The performances with different numbers of features selected have a similar trend in validation set and test set. The curve flattens after feature number at 6 and then falls at around 10. The most obvious fall happen in the first several numbers, which is to say that the first 6 value features could predict the average rating with acceptable mean square value. So who are the stars? They are TMDB average vote, time and length of review text, price in Amazon, release time of movies and whether the movie title has changed. Wow! Most of the features conform to our intuitive analysis above, let’s take a glance at the prediction performance with only these features.
We can also observe that the main trend of the curves are similar, and the average distance between each testing data point is not far, which is to say our model with 6 selected features has an acceptable performance. Since our aim is not to make a perfect machine learning model, but to find the top features that affect rating most, the selected features through the model can comply to our goal.
Verification of TMDB Vote
Among the selected features, the most important feature in rank is, again, TMDB vote, which we have investigated in numerical analysis above. Now let’s take more look at this lovely feature. We let the TMDB vote and Amazon rating share the same range by division through a linear proportion, and represent for the changing trend by the value of (vote-rating)/rating. The distribution can be shown in a map.
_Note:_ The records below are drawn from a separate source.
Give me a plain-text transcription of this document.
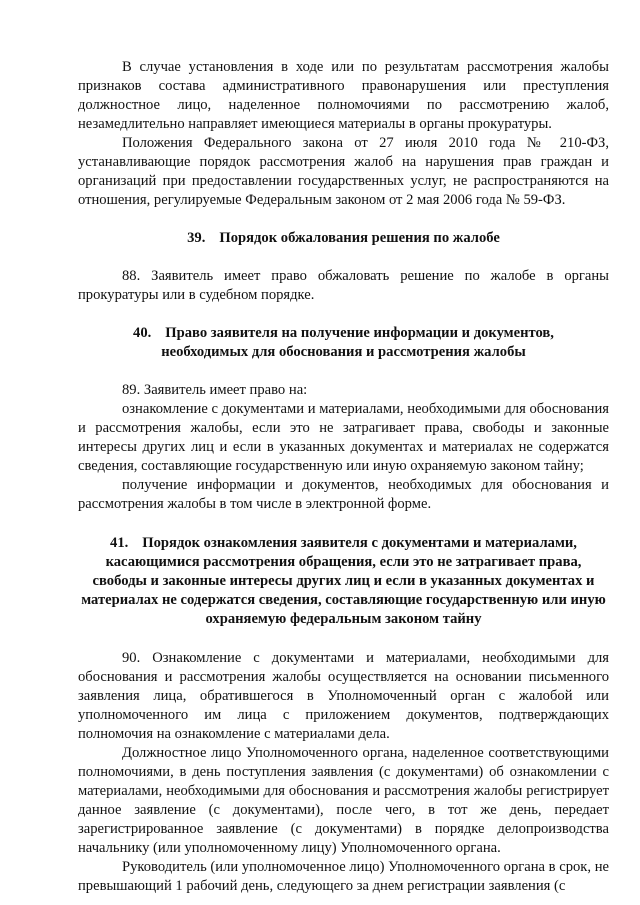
В случае установления в ходе или по результатам рассмотрения жалобы признаков состава административного правонарушения или преступления должностное лицо, наделенное полномочиями по рассмотрению жалоб, незамедлительно направляет имеющиеся материалы в органы прокуратуры.

Положения Федерального закона от 27 июля 2010 года № 210-ФЗ, устанавливающие порядок рассмотрения жалоб на нарушения прав граждан и организаций при предоставлении государственных услуг, не распространяются на отношения, регулируемые Федеральным законом от 2 мая 2006 года № 59-ФЗ.

39. Порядок обжалования решения по жалобе

88. Заявитель имеет право обжаловать решение по жалобе в органы прокуратуры или в судебном порядке.

40. Право заявителя на получение информации и документов, необходимых для обоснования и рассмотрения жалобы

89. Заявитель имеет право на:

ознакомление с документами и материалами, необходимыми для обоснования и рассмотрения жалобы, если это не затрагивает права, свободы и законные интересы других лиц и если в указанных документах и материалах не содержатся сведения, составляющие государственную или иную охраняемую законом тайну;

получение информации и документов, необходимых для обоснования и рассмотрения жалобы в том числе в электронной форме.

41. Порядок ознакомления заявителя с документами и материалами, касающимися рассмотрения обращения, если это не затрагивает права, свободы и законные интересы других лиц и если в указанных документах и материалах не содержатся сведения, составляющие государственную или иную охраняемую федеральным законом тайну

90. Ознакомление с документами и материалами, необходимыми для обоснования и рассмотрения жалобы осуществляется на основании письменного заявления лица, обратившегося в Уполномоченный орган с жалобой или уполномоченного им лица с приложением документов, подтверждающих полномочия на ознакомление с материалами дела.

Должностное лицо Уполномоченного органа, наделенное соответствующими полномочиями, в день поступления заявления (с документами) об ознакомлении с материалами, необходимыми для обоснования и рассмотрения жалобы регистрирует данное заявление (с документами), после чего, в тот же день, передает зарегистрированное заявление (с документами) в порядке делопроизводства начальнику (или уполномоченному лицу) Уполномоченного органа.

Руководитель (или уполномоченное лицо) Уполномоченного органа в срок, не превышающий 1 рабочий день, следующего за днем регистрации заявления (с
Except in some areas in Africa, most countries have the 2 lightest colors among the threshold, and the value is around 0.Therefore, the value of vote does have a strong correlation with Amazon ratings, and can been seen as a linear relation, although it’s not strictly linear by some bias from the accurate value 0.
In another intuitive graph, most lines are parallel to each other, proving to have a not strictly linear relation. Nearly all countries have a lower value in average vote after dividing it by the proportion. It turns out compared to Amazon rating, TMDB vote is a bit more strict. The phenomena conform to our representation in the vote geographic distribution above.
Conclusion
The data story contains contention of a small part in our project. We mainly show the most representatives in our story, including descriptive statistics in both numerical and non-numerical features, review text analysis and machine learning models. There are many more details in our notebook. Several proofs have been made to verify our previous assumptions of useful features for hit movie making. However, there remain many details for improvement. For example, there is not enough data to further our hit movie analysis, and some methods and algorithms need to be improved. Anyway, we can say we find the generally intuitive features in movie industry, but many other factors always neglected should be taken into account, like title_change feature after greedy selection. Therefore, we will go into the area of further deep data analysis in the future.